With JPEGMAFIA, you get some of the most interesting hip-hop productions around, and with Danny Brown, you get the intense ramblings of a degenerate poet. Together, on SCARING THE HOES, however, it's not really clear what you're getting, and therein lies its charm. This jittery collage of a record rampages through pop, jungle and gospel like a bull in Long & McQuade. The album somehow manages to remain seamless and jarring at the same time. At times it doesn't even seem real, but if we're talking true artistic expression, it's one of the realest records of the year so far.
Daryl Keating

2. Wednesday
Rat Saw God
(Dead Oceans)


Rusted chain link and burning cotton fields, vast highways and overgrown cul de sacs — this is the world of Rat Saw God. Wednesday's flamethrower of a fifth album sees the Asheville band level up in every conceivable way, igniting great powderkegs of lap steel and disintegrating guitar beneath Karly Hartzman's bruising storytelling. Hartzman rarely allows for linear narrative in her writing; where others might strive for completion, she chases expansion. Details squirm and illuminate the edges of her stories, lighting the dark corners and waterlogged ditches like fireflies. 

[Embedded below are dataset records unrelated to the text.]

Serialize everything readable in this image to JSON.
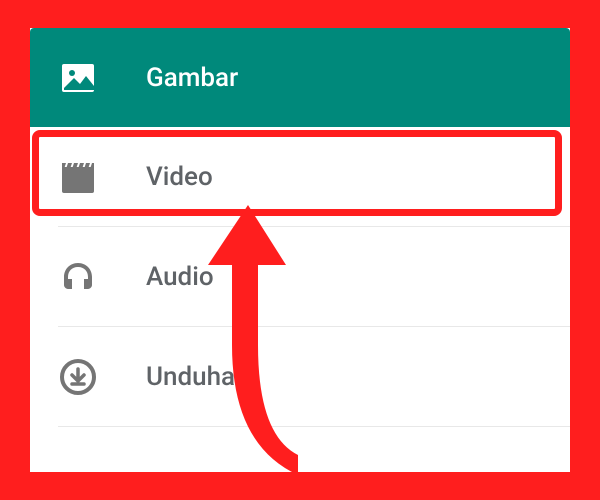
{
  "menu": {
    "items": [
      {
        "id": "gambar",
        "label": "Gambar",
        "icon": "image-icon"
      },
      {
        "id": "video",
        "label": "Video",
        "icon": "video-icon"
      },
      {
        "id": "audio",
        "label": "Audio",
        "icon": "audio-icon"
      },
      {
        "id": "unduhan",
        "label": "Unduhan",
        "icon": "download-icon"
      }
    ]
  },
  "annotation": {
    "highlighted_item": "video",
    "arrow_color": "#ff1e1e",
    "highlight_color": "#ff1e1e"
  },
  "colors": {
    "header_bg": "#00897b",
    "background": "#ff1e1e",
    "icon_gray": "#757575",
    "text_gray": "#5f6367"
  }
}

It feels increasingly rare to find a record so indebted to a place, to a people, as Rat Saw God. In its insular territoriality — its half-lit basements and half-lit teens, its quarries and truck beds and sun-warmed kiddie pools — is an entire universe, spinning faster and faster. 
Kaelen Bell

1. Caroline Polachek
Desire, I Want to Turn Into You
(Perpetual Novice)


Desire permeates all our relationships (social, economic, political, sexual), especially during a global pandemic. Want builds up pressure and releases like a volcano upon approval. And when Caroline Polachek's Desire, I Want to Turn Into You arrived after two years of trickling out tastes and treats, it did so much more than answer appetites with single-serving art pop. 

Indulging fantasy and plumbing Greek myth while contemplating personal longings and losses, the voracious, metaphor-rich songwriting Polachek displays on Desire is still playful, but more mature and forward-focused than she delivered on 2019's Pang. Learning from the best, she gleans as much from the rich if overlooked innovations of late-20th-century diva pop and feminized adult listening (Céline Dion, Enya's new age-steeped enchantments, Cher's Auto-Tune, Suzanne Vega, Dido) as the accelerated contemporary pop metascapes of Grimes, Charli XCX and SOPHIE. Merging their respective innovations and building out from them, Polachek establishes a psycho-technological aesthetic continuum that reshapes perceptions of more than 30 years of music making — and imagines the future in the process.